"Oh, don't say so, Monseigneur!" rejoined Des Avenelles. "I feared I was incurring great risks, and I have hardly dared to breathe since I have known the horrible plans of my two guests. But I have known them only three days,—only three days, I solemnly swear! You should know that I was not present at the Nantes gathering. When the Prince de Condé and the Seigneur de la Renaudie arrived at my house in the early part of this week, I believed myself to be harboring adherents of the Reformed religion, but not conspirators. I have a holy horror of conspirators and conspiracies! They said nothing to me on the subject at first; and it is that for which I am angry with them. Thus to expose to deadly peril, without his knowledge, a poor fellow who had never done them aught but good turns,—that was very wrong. But these great personages never do otherwise."

"What's that?" was Monsieur de Braguelonne's sharp retort,—for he considered himself a very great man indeed.

"I refer to the great personages of the Reformed religion," the advocate made haste to explain. "However, they began by keeping everything from me; but they were whispering together all day long, and writing day and night; visits they received every minute. I watched and listened; in short, I guessed at the beginning of the plot, so that they were obliged to tell me everything,—their meeting at Nantes, their great conspiracy; in fact, all this that you know, and which they thought so carefully concealed. But since that revelation I have not been able to sleep or eat; I have just existed. Every time that anybody came to my house—and God knows how often people have come there!—I would imagine that they had come to carry me before the judges. During the night, in my rare moments of feverish sleep, I dreamed of nothing but courts and scaffolds and executioners, and I would awake bathed in a cold perspiration, to begin again my unceasing attempts to foresee and estimate the risk I was running."
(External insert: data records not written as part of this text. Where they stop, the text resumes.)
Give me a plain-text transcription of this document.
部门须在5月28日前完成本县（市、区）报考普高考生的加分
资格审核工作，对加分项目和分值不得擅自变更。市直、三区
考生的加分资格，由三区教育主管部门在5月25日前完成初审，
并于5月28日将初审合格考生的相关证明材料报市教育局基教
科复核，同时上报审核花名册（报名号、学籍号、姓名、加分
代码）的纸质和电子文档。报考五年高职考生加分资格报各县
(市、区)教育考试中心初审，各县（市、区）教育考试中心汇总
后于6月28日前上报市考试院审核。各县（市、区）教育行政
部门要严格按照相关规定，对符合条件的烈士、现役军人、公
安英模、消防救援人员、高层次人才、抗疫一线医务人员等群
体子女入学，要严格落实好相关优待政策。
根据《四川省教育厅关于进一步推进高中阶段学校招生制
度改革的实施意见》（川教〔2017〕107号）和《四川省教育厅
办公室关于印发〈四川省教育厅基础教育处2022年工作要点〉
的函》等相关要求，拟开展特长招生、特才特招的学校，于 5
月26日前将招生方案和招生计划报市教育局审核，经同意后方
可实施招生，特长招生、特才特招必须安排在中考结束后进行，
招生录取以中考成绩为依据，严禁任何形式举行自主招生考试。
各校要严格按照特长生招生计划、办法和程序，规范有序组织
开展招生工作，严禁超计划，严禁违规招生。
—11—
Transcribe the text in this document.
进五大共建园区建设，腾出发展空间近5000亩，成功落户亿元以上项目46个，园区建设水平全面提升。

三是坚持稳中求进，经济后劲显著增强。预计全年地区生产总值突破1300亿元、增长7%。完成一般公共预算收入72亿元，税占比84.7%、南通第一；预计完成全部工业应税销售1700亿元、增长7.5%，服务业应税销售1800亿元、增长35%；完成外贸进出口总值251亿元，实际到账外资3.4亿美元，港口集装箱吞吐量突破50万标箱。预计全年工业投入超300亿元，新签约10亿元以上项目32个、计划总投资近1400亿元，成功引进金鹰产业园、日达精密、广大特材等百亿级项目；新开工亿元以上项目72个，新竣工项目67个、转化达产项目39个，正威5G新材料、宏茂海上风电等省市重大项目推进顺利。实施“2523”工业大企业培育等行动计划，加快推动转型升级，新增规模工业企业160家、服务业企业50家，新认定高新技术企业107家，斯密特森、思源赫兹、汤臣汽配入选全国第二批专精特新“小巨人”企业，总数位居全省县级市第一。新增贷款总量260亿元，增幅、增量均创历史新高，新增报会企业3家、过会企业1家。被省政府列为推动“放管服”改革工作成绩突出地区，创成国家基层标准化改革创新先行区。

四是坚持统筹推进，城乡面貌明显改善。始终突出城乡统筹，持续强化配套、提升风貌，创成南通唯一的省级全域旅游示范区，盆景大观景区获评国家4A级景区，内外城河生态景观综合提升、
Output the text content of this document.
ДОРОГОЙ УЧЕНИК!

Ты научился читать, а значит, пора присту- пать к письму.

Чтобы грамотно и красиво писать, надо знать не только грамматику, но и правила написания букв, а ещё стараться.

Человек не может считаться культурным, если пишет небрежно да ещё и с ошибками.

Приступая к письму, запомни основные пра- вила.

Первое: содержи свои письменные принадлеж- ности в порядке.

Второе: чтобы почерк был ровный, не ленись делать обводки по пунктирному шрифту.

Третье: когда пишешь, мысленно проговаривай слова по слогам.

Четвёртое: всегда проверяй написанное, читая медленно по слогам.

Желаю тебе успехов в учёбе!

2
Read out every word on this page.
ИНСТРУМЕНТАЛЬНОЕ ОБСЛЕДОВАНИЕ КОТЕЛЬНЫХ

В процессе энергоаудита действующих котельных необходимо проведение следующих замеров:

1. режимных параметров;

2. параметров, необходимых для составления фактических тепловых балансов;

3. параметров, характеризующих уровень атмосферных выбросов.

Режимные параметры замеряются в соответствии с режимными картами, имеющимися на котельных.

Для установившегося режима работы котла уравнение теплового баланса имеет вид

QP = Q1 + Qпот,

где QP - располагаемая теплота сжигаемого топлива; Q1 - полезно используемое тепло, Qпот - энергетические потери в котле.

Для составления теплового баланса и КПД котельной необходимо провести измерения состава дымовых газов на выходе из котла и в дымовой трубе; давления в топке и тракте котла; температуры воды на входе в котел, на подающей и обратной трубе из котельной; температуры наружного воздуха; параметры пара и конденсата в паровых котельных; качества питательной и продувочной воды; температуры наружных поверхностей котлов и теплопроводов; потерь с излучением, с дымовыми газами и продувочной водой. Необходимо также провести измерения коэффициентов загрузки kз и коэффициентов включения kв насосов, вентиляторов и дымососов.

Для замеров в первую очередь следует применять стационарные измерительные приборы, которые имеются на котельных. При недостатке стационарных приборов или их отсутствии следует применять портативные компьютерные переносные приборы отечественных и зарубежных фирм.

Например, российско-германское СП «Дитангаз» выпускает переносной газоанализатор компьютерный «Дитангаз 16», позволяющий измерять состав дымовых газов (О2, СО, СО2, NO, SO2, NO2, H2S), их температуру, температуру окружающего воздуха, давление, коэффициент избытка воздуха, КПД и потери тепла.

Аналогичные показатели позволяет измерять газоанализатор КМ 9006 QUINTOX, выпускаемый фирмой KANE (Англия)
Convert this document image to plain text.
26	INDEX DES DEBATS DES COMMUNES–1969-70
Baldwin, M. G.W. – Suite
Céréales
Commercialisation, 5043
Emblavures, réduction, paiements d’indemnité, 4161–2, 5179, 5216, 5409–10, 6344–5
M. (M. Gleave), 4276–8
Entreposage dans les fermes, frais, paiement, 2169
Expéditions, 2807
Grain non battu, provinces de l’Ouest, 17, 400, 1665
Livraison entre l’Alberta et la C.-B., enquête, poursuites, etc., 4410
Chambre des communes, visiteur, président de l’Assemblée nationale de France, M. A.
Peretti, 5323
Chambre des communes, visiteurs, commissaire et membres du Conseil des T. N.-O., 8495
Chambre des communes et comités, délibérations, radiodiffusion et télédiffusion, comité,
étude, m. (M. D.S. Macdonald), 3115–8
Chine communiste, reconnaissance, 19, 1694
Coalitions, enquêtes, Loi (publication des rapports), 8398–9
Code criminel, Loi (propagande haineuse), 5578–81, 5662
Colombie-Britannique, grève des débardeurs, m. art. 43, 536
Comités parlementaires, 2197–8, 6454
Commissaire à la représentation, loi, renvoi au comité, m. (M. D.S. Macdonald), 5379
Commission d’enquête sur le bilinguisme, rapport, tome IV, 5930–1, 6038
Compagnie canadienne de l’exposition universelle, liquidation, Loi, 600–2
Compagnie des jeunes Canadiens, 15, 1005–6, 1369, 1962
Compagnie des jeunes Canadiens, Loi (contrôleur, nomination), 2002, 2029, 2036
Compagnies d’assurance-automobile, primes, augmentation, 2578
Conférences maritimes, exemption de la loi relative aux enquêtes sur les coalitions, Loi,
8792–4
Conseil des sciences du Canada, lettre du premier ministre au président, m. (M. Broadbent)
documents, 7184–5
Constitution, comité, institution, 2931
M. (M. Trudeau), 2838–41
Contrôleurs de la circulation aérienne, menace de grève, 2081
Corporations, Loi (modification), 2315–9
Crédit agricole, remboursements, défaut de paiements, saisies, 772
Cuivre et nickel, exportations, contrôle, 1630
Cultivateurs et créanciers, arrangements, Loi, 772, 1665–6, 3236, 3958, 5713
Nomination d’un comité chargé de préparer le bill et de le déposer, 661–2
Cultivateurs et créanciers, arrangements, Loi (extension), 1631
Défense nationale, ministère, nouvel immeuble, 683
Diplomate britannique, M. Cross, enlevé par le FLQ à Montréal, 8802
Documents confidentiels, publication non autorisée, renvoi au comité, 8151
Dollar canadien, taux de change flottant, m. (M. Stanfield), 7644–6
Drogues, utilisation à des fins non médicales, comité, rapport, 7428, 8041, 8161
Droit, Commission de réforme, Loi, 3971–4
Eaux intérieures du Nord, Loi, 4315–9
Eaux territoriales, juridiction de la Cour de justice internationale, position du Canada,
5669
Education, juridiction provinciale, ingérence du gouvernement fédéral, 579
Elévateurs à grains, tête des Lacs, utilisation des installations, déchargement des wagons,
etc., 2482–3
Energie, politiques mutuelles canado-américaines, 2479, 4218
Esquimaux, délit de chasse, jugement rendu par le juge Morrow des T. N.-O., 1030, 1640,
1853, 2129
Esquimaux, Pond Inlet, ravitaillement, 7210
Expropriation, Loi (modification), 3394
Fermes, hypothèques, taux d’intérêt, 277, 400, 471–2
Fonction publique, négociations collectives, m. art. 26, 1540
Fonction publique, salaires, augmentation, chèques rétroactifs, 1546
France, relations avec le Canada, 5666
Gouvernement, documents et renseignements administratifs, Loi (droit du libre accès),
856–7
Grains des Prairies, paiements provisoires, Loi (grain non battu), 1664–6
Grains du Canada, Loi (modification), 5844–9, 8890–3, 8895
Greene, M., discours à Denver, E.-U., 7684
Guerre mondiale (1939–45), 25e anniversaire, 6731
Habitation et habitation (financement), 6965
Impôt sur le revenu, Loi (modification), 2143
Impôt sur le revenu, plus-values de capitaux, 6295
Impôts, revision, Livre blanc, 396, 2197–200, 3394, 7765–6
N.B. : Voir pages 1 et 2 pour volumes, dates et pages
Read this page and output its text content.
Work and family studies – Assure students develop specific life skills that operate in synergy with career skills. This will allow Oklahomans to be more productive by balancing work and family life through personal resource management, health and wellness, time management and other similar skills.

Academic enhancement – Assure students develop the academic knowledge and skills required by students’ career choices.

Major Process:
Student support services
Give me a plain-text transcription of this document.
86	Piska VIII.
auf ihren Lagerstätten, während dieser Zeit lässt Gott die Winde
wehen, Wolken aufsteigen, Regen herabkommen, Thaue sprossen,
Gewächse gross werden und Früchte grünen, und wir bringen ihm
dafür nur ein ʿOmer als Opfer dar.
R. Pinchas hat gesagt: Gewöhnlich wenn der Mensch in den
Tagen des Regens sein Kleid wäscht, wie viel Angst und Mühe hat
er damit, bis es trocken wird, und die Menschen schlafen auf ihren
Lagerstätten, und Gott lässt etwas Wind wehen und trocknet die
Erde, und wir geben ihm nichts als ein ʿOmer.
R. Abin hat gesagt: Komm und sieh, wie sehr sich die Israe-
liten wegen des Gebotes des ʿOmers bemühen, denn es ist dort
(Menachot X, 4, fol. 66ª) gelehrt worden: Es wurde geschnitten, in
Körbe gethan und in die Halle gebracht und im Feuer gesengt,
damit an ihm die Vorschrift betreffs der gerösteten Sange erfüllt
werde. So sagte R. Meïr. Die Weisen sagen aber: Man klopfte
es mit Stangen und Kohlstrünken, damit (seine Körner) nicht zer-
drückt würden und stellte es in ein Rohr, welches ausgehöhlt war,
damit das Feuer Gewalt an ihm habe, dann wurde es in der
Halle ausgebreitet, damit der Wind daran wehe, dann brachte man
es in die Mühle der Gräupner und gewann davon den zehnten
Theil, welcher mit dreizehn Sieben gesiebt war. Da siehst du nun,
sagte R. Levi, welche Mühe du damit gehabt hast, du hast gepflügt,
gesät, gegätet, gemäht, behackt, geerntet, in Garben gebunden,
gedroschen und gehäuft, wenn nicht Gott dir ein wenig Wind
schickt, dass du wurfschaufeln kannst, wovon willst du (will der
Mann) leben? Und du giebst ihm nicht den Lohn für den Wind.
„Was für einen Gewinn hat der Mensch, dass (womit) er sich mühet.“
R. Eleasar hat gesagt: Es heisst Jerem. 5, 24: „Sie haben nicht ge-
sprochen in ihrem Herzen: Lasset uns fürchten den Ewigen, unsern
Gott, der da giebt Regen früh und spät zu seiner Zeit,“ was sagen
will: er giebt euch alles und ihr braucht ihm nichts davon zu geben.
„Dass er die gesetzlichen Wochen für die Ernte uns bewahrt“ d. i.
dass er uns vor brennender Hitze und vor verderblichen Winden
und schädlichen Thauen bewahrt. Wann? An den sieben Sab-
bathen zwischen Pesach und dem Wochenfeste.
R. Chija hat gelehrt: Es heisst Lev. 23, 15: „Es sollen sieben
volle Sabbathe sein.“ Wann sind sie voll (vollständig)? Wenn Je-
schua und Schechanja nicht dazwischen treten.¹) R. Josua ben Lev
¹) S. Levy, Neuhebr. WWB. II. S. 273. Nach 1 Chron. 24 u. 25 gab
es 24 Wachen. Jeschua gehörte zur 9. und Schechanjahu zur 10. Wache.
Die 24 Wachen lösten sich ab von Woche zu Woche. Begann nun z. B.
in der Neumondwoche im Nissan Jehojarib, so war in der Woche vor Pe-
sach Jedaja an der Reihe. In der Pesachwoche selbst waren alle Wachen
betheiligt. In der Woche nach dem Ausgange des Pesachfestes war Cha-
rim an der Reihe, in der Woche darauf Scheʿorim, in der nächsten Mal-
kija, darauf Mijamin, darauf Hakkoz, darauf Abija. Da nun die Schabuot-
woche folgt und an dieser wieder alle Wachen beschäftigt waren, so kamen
"The risk you were running, did you say?" said Monsieur de Braguelonne. "Why, prison in the first place—"

"And torture in the second," added Démocharès.

"To be followed probably by hanging," said the lieutenant.

"Or the stake, possibly," continued the grand inquisitor.

"The wheel has been known to be used in such cases," the lieutenant put in, as a suitably effective end to the list.

"Imprisoned! tortured! hanged! burned alive! broken on the wheel!" Poor Des Avenelles repeated every word as if he had actually undergone each of the punishments they enumerated.

"Dame! You are an advocate, and should know the law," retorted Monsieur de Braguelonne.